Question

Let's say I have the following incomplete code:

public class Foo<Type> {
    public Foo() {
        List<Type> list = new ArrayList|
    }
}

where the pipe ("|") after ArrayList indicates the current cursor position.

Now, if I press Ctrl+Space and have Eclipse auto-complete the constructor call on the ArrayList, it generates the following line:

List<Type> list = new ArrayList<Foo.Type>();

and immediately reports an error that "Foo.Type cannot be resolved to a type".

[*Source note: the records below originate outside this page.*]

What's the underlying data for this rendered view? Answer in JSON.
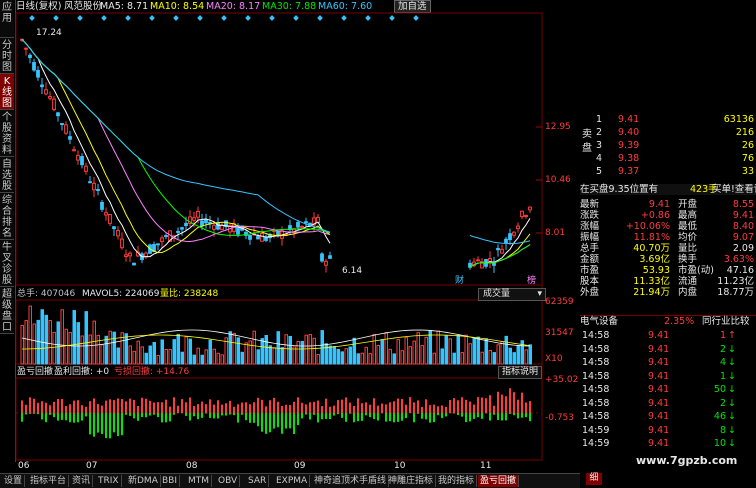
{
  "left_tabs": [
    "应用",
    "分时图",
    "K线图",
    "个股资料",
    "自选股",
    "综合排名",
    "牛叉诊股",
    "超级盘口"
  ],
  "top": {
    "period": "日线(复权)",
    "stock": "风范股份",
    "ma5": "MA5: 8.71",
    "ma10": "MA10: 8.54",
    "ma20": "MA20: 8.17",
    "ma30": "MA30: 7.88",
    "ma60": "MA60: 7.60",
    "add_btn": "加自选"
  },
  "price_axis": [
    "12.95",
    "10.46",
    "8.01"
  ],
  "price_marks": {
    "high": "17.24",
    "low": "6.14",
    "cai": "财",
    "bang": "榜"
  },
  "volume_header": {
    "total": "总手: 407046",
    "mavol5": "MAVOL5: 224069",
    "ratio": "量比: 238248",
    "dropdown": "成交量"
  },
  "volume_axis": [
    "62359",
    "31547",
    "X10"
  ],
  "pl_header": {
    "title": "盈亏回撤",
    "profit": "盈利回撤: +0",
    "loss": "亏损回撤: +14.76",
    "help": "指标说明"
  },
  "pl_axis": [
    "+35.02",
    "-0.753"
  ],
  "date_axis": [
    "06",
    "07",
    "08",
    "09",
    "10",
    "11"
  ],
  "bottom_tabs": [
    "设置",
    "指标平台",
    "资讯",
    "TRIX",
    "新DMA",
    "BBI",
    "MTM",
    "OBV",
    "SAR",
    "EXPMA",
    "神奇追顶术手盾线",
    "神雕庄指标",
    "我的指标",
    "盈亏回撤"
  ],
  "sell_side_label": "卖盘",
  "asks": [
    {
      "lvl": "1",
      "price": "9.41",
      "vol": "63136"
    },
    {
      "lvl": "2",
      "price": "9.40",
      "vol": "216"
    },
    {
      "lvl": "3",
      "price": "9.39",
      "vol": "26"
    },
    {
      "lvl": "4",
      "price": "9.38",
      "vol": "76"
    },
    {
      "lvl": "5",
      "price": "9.37",
      "vol": "33"
    }
  ],
  "bid_line": {
    "text": "在买盘9.35位置有",
    "vol": "423手",
    "action": "买单!查看详细"
  },
  "quote": [
    [
      "最新",
      "9.41",
      "开盘",
      "8.55"
    ],
    [
      "涨跌",
      "+0.86",
      "最高",
      "9.41"
    ],
    [
      "涨幅",
      "+10.06%",
      "最低",
      "8.40"
    ],
    [
      "振幅",
      "11.81%",
      "均价",
      "9.07"
    ],
    [
      "总手",
      "40.70万",
      "量比",
      "2.09"
    ],
    [
      "金额",
      "3.69亿",
      "换手",
      "3.63%"
    ],
    [
      "市盈",
      "53.93",
      "市盈(动)",
      "47.16"
    ],
    [
      "股本",
      "11.33亿",
      "流通",
      "11.23亿"
    ],
    [
      "外盘",
      "21.94万",
      "内盘",
      "18.77万"
    ]
  ],
  "industry": {
    "name": "电气设备",
    "change": "2.35%",
    "link": "同行业比较"
  },
  "ticks": [
    [
      "14:58",
      "9.41",
      "1",
      "up"
    ],
    [
      "14:58",
      "9.41",
      "2",
      "down"
    ],
    [
      "14:58",
      "9.41",
      "4",
      "down"
    ],
    [
      "14:58",
      "9.41",
      "1",
      "down"
    ],
    [
      "14:58",
      "9.41",
      "50",
      "down"
    ],
    [
      "14:58",
      "9.41",
      "2",
      "down"
    ],
    [
      "14:58",
      "9.41",
      "46",
      "down"
    ],
    [
      "14:59",
      "9.41",
      "8",
      "down"
    ],
    [
      "14:59",
      "9.41",
      "10",
      "down"
    ]
  ],
  "watermark": "www.7gpzb.com",
  "detail_tab": "细",
  "colors": {
    "up": "#ff3c3c",
    "down": "#00e600",
    "ma5": "#ffffff",
    "ma10": "#ffff00",
    "ma20": "#ff80ff",
    "ma30": "#00ff00",
    "ma60": "#36c4ff"
  }
}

This leaves me with a couple of questions:

Why does Eclipse include Foo. in the auto-completed generic parameter? Is this a bug? Is there a reason why it does this? Can it be turned off? And lastly: Why can Foo.Type not be resolved???

Was it helpful?

Solution

I can at least partially answer your question. First, the easy one. Foo.Type cannot be resolved because that would be an inner class named Type inside the Foo class. In your example, there is no such inner class. Also, in your code, the symbol Type is really a generic type variable, neither the name nor a reference to any specific class. This is easily reproducible, shown here in DrJava, and not specific to your use of Eclipse: Screenshot from DrJava showing compiler error referencing Foo.Type

"Why does Eclipse include Foo." and "Is this a bug?" I think the answer is clearly yes, it is a bug, simply because there's no such thing as Foo.Type in your posted code and as reported by the compiler. But as a bug, it's harder to answer the why part of your question without looking into the Eclipse code, or whatever code Eclipse relies upon for its autocomplete logic. What Eclipse should recommend for you is simply Type. Again, DrJava shows that using <Type> compiles cleanly as expected:

Screenshot from DrJava showing a clean compilation when referencing Type without any qualifier in front of it.

As for turning this behavior off, since I'm not an Eclipse user, the best I can do at the moment is direct you to this related SO question: Disable content assist in Eclipse

While I do not know whether Eclipse is actually relying on compiler type inference to provide the autocomplete suggestion, there have been a number of javac compiler inference bugs over the years, as well as reports of Eclipse behavior not matching javac. Some of these have been javac bugs, others are probably Eclipse issues. A search on the Web for "java type inference bug" yields plenty of hits, but at this point it's just a guess. You didn't specify which version of Java you were using; it might be interesting to try the same code using different versions (JDK 6 vs 7 vs 8).